Trump thinks the US was constrained by “political correctness” in Vietnam and Afghanistan. But those wars were characterized by dehumanization and destruction.

If Trump ever did decide to escalate from blowing up the occasional fishing boat to a full-scale assault on Venezuela, what would that look like? And how might other new wars launched by Trump elsewhere in the world be fought?

A hint came when the president indulged in a little historical revisionism about America’s wars in Vietnam and Afghanistan. He said:

Problem with Vietnam, we, you know, we stopped fighting to win. We would have won easy. We would have won Afghanistan easy, would have won every war easy. But we got politically correct. “Ah, let’s take it easy.” We’re not politically correct anymore, just so you understand. We win. Now, we win. We don’t want to be politically correct anymore.

Got that? Trump’s implying that the problem with the war in Afghanistan was that US tactics were too restrained in the interests of optics.

Over the course of the longest war in American history, the people of Afghanistan had been terrorized by everything from cluster-bombing to house-to-house raids to arbitrary detention and torture to drone strikes on wedding parties. By the time President Joe Biden finally withdrew US forces in 2021, twenty years of brutalization by the US occupiers had so deeply alienated the population that the government we’d been propping up literally couldn’t survive for a week without US backing. American soldiers were still being taken to the airport when the government fell.

The war was not only a failure but was marked by innumerable atrocities. US soldiers were well known to use racist and dehumanizing language when describing Afghan civilians — “hajis,” “towelheads” and even “sand ni***rs” — making it easier to kill them without remorse. But Trump thinks the problem was that we were just too “politically correct” about war tactics in Afghanistan.

Over the course of the war in Vietnam, the United States dropped an estimated 388,000 tons of napalm, which literally burns its victims alive, on North Vietnam, South Vietnam, Laos, and Cambodia. The National Liberation Front (“Viet Cong”) guerrillas in South Vietnam hid out in jungles, so there was a conscious and explicit attempt to destroy those hiding places with Agent Orange and other defoliants, causing generations of birth defects. Entire villages were routinely destroyed so guerrillas wouldn’t find food and shelter there, with their inhabitants herded against their will to “strategic hamlets.”

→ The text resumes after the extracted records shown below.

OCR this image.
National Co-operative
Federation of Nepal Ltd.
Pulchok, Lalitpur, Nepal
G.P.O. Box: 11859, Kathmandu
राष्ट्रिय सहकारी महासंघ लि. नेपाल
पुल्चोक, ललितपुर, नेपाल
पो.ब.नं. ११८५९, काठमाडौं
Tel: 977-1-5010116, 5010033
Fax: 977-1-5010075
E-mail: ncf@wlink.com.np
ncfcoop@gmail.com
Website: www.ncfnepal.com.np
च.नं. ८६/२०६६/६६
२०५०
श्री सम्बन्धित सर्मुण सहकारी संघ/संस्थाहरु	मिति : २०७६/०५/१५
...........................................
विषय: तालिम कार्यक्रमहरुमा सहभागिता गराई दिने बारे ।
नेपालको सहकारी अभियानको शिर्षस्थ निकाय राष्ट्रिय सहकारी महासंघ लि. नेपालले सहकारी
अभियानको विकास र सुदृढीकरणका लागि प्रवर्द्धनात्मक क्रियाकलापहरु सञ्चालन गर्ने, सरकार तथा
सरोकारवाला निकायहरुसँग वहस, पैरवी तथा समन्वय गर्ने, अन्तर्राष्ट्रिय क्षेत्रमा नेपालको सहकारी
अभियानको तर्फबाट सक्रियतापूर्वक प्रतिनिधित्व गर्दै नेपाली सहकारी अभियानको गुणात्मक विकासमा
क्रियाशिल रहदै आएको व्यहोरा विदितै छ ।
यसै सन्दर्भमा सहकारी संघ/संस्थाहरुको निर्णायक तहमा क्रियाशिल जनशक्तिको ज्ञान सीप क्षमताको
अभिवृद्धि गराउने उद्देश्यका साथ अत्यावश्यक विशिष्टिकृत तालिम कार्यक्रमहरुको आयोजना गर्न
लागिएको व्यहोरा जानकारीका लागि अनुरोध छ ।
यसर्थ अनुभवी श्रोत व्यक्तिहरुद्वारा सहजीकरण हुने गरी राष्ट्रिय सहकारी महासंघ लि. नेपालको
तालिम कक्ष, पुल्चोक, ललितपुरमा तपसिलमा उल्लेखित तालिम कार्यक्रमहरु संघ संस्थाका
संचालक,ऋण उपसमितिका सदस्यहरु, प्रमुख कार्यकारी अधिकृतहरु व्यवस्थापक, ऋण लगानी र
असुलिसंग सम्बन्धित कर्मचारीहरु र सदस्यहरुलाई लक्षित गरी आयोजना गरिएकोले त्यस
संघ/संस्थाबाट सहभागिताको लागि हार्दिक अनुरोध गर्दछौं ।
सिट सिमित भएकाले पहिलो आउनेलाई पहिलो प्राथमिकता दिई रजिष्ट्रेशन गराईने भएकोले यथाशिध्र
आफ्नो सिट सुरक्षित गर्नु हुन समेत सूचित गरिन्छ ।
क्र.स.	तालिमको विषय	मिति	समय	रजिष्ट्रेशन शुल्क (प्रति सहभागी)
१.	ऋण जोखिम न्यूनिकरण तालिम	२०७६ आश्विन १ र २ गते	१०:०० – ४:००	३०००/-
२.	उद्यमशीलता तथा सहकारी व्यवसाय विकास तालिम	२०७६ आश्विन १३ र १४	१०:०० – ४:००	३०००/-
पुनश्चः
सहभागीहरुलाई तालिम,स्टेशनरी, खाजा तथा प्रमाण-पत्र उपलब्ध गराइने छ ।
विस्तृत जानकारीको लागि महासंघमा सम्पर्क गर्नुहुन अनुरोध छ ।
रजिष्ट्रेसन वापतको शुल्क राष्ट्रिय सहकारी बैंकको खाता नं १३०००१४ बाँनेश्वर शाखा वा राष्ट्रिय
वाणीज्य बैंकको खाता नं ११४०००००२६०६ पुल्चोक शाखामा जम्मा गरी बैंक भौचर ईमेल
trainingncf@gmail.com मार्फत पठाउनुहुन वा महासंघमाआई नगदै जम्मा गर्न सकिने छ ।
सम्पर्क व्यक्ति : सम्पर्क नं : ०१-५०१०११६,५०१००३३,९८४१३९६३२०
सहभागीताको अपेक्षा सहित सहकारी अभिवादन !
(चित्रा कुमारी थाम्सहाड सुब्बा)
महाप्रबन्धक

When Richard Nixon decided to expand the war by invading Cambodia, his instructions to the Air Force, infamously relayed by his secretary of state, Henry Kissinger, to his deputy Alexander Haig in a recorded call, were, “Anything that flies on anything that moves.” After a trip decades later, the late Anthony Bourdain said that, “Once you’ve been to Cambodia, you’ll never stop wanting to beat Henry Kissinger to death with your bare hands.”